Cordova Security Guide

This is a summary of the Cordova Security Guide.

Whitelist

Domain whitelisting is a security model that controls access to external domains over which your application has no control. Cordova provides a configurable security policy to define which external sites may be accessed. By default, new apps are configured to allow access to any site. Before moving your application to production, you should formulate a whitelist and allow access to specific network domains and subdomains.

Be aware that some websites may automatically redirect from their home page to a different url, such as using https protocol or to a country-specific domain. For example http://www.google.com will redirect to use SSL/TLS at https://www.google.com, and then may further redirect to a geography such as https://www.google.co.uk. Such scenarios may require modified or additional whitelist entries beyond your initial requirement

Note that the whitelist applies only to the main Cordova webview, and does not apply to an InAppBrowser webview or opening links in the system web browser.

Iframes and Calback ID Mechanism

If content is served in an iframe from a whitelisted domain, that domain will have access to the native Cordova bridge. This means that if you whitelist a third-party advertising network and serve those ads through an iframe, it is possible that a malicious ad will be able to break out of the iframe and perform malicious actions. Because of this, you should generally not use iframes unless you control the server that hosts the iframe content.

Certificate Pinning

Cordova does not support true certificate pinning. The main barrier to this is a lack of native APIs in Android for intercepting SSL connections to perform the check of the server’s certificate. Since Apache Cordova is meant to offer consistent APIs across multiple platforms, not having a capability in a major platform breaks that consistency.

There are ways to approximate certificate pinning, such as checking the server’s public key (fingerprint) is the expected value when your application starts or at other various times during your application’s lifetime. There are third-party plugins available for Cordova that can do that. However, this is not the same as true certificate pinning which automatically verifies the expected value on every connection to the server.

Self-signed Certificates

Using self-signed certificates on your server is not recommended. If you desire SSL, then it is highly recommended that your server have a certificate that has been properly signed by a well-known CA (certificate authority). The inability to do true certificate pinning makes this important. The reason is that accepting self-signed certificates bypasses the certificate chain validation, which allows any server certificate to be considered valid by the device.

Encrypted storage

For encrypted storage, you could consider using one of a number of secure storage plugins for Cordova. The cordova-plugin-secure-key-store plugin uses the Android Keystore and the iOS Keychain for stores sensitive data.

General Tips

Use InAppBrowser for outside links

Use the InAppBrowser when opening links to any outside website. This is much safer than whitelisting a domain name and including the content directly in your application because the InAppBrowser will use the native browser’s security features and will not give the website access to your Cordova environment. Even if you trust the third party website and include it directly in your application, that third party website could link to malicious web content.
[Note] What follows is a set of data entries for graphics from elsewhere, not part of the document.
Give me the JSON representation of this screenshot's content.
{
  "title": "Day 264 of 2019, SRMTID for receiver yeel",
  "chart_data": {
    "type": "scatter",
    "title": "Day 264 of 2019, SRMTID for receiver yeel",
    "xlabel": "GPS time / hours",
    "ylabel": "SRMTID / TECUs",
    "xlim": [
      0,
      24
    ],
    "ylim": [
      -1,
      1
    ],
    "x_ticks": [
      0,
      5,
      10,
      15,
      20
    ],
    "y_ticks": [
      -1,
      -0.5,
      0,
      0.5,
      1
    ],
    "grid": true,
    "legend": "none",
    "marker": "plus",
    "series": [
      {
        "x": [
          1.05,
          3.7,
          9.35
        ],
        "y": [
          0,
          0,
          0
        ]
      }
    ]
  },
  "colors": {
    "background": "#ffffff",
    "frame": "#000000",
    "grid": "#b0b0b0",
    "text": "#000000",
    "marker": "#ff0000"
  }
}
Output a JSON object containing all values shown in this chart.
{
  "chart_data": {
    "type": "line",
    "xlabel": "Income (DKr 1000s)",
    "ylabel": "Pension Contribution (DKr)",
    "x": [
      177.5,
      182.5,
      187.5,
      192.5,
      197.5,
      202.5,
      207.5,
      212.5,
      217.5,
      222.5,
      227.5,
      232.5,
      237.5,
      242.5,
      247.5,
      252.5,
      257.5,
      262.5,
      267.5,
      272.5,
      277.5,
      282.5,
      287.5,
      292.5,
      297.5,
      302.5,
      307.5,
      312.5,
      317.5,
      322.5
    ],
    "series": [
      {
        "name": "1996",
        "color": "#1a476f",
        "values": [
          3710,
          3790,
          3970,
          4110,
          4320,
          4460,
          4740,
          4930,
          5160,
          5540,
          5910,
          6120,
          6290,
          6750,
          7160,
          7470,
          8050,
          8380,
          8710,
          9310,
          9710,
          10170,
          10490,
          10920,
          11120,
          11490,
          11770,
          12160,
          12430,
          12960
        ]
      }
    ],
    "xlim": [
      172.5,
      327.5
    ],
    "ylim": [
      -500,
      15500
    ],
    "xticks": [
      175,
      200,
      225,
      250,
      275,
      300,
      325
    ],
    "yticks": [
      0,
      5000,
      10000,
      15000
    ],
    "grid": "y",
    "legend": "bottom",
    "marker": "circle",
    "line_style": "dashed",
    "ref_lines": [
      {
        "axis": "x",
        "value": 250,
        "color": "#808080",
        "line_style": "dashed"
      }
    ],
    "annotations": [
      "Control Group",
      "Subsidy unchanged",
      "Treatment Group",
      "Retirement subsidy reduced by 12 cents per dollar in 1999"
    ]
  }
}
If you want all page loads in your app to go through the InAppBrowser, you can simply hook window.open during initialization. For example:

document.addEventListener("deviceready", onDeviceReady, false);
function onDeviceReady() {
    window.open = cordova.InAppBrowser.open;
}

Validate all User Input

Always validate any and all input that your application accepts. This includes:

usernames
passwords
dates
uploaded media etc.

Because an attacker could manipulate your HTML and JS assets (either by decompiling your application or using debugging tools like chrome://inspect), this validation should also be performed on your server, especially before handing the data off to any backend service.

Other sources where data should be validated include:

User Documents
Contacts
Push Notifications

Do not cache sensitive data

If usernames, password, geolocation information, and other sensitive data is cached, then it could potentially be retrieved later by an unauthorized user or application.

Do not assume that your source code is secure

Since a Cordova application is built from HTML and JavaScript assets that get packaged in a native container, you should not consider your code to be secure. It is possible to reverse engineer a Cordova application to recover sensitive app data or hardcoded keys etc.